The Limits of a Decoupled Out-of-Order Supercalar Architecture

Graham Jones

Graduated Ph.D. July 1999

Abstract

This thesis presents a study into a technique for improving performance in out-of-order superscalar architectures. It identifies three technological trends limiting superscalar performance; they are the increasing cost of a main memory access, control dependencies and the greater hardware complexity of out-of-order execution.

Decoupling is a technique that can provide higher performance through the mechanism of dynamically reordering, asynchronous instruction streams. It offers the capability to improve ILP, through effective latency hiding and dynamic scheduling, and to reduce hardware complexity, through decentralised logic. This thesis evaluates this capability, by investigating the effectiveness of decoupled out-of-order superscalar architectures.

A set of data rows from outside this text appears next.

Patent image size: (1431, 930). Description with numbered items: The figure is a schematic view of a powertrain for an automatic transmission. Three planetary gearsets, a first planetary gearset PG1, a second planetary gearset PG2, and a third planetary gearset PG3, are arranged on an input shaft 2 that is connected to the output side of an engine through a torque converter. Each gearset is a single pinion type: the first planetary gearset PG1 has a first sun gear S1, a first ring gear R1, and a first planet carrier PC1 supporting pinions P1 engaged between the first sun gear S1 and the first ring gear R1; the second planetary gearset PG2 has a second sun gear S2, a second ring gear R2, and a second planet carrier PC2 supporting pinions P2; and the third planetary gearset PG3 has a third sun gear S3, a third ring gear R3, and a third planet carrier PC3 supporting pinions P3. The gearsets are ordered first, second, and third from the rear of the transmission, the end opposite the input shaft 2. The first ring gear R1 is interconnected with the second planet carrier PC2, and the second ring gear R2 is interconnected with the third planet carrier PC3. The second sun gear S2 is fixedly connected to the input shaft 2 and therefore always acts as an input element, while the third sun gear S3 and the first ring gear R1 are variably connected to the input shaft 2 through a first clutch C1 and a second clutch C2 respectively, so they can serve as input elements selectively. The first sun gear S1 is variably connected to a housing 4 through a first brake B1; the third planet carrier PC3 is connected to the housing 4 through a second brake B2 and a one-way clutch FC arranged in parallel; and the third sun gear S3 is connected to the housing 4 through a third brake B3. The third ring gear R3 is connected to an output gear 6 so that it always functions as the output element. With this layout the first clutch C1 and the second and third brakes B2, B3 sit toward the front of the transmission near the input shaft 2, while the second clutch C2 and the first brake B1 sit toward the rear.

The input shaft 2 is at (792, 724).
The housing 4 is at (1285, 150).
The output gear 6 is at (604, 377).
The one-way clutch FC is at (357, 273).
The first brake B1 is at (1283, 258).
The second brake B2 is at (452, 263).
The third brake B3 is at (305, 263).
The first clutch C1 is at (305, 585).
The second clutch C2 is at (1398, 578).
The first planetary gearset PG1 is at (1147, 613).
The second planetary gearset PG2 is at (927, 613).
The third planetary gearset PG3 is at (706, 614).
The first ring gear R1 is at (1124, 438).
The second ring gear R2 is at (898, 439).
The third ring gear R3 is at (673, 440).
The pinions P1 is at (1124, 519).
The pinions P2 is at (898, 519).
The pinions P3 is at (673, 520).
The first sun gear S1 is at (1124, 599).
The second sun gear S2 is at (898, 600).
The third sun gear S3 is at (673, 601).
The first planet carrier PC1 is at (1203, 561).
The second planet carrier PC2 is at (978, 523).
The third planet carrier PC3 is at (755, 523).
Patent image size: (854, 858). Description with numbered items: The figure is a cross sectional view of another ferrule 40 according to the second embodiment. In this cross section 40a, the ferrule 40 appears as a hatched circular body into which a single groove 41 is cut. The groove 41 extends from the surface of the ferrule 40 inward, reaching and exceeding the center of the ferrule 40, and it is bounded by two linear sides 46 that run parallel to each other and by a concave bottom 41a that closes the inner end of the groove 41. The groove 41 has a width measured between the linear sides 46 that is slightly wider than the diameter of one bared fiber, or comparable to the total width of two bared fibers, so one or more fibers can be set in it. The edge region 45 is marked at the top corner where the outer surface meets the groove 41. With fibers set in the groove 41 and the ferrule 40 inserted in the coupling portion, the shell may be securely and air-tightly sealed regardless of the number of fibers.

This thesis identifies the degree to which operations can reorder (the degree of reordering) as the critical dimension to an out-of-order superscalar architecture. It investigates the effectiveness of decoupling by focusing on those design issues that determine the degree of reordering, and relaxes all other architectural constraints. This approach allows us to establish the limitations of decoupled out-of-order superscalar architectures.

This thesis shows that a decoupled architecture, through its dynamically reordering instructions windows, provides a possible solution to the problem of latency hiding and issue logic complexity. This thesis demonstrates that for large memory latencies, a decoupled architecture with 2 instruction streams is less sensitive to increases in memory latency than a conventional single stream superscalar architecture. The results also show that for memory latencies greater than 20 cycles, a decoupled architecture can achieve a higher speedup than a conventional superscalar architecture with twice the individual window sizes of a decoupled unit. An explanation for this effect is provided through the concept of the Effective Window Size.

The thesis also investigates a 3-stream decoupled superscalar architecture, that provides dedicated hardware support for resolving control dependencies. The results show that for the parititioning algorithm used in this thesis, the load balancing is poor and the extra hardware resources are under utilised. For this reason the majority of the thesis focuses on a 2 stream decoupled architecture.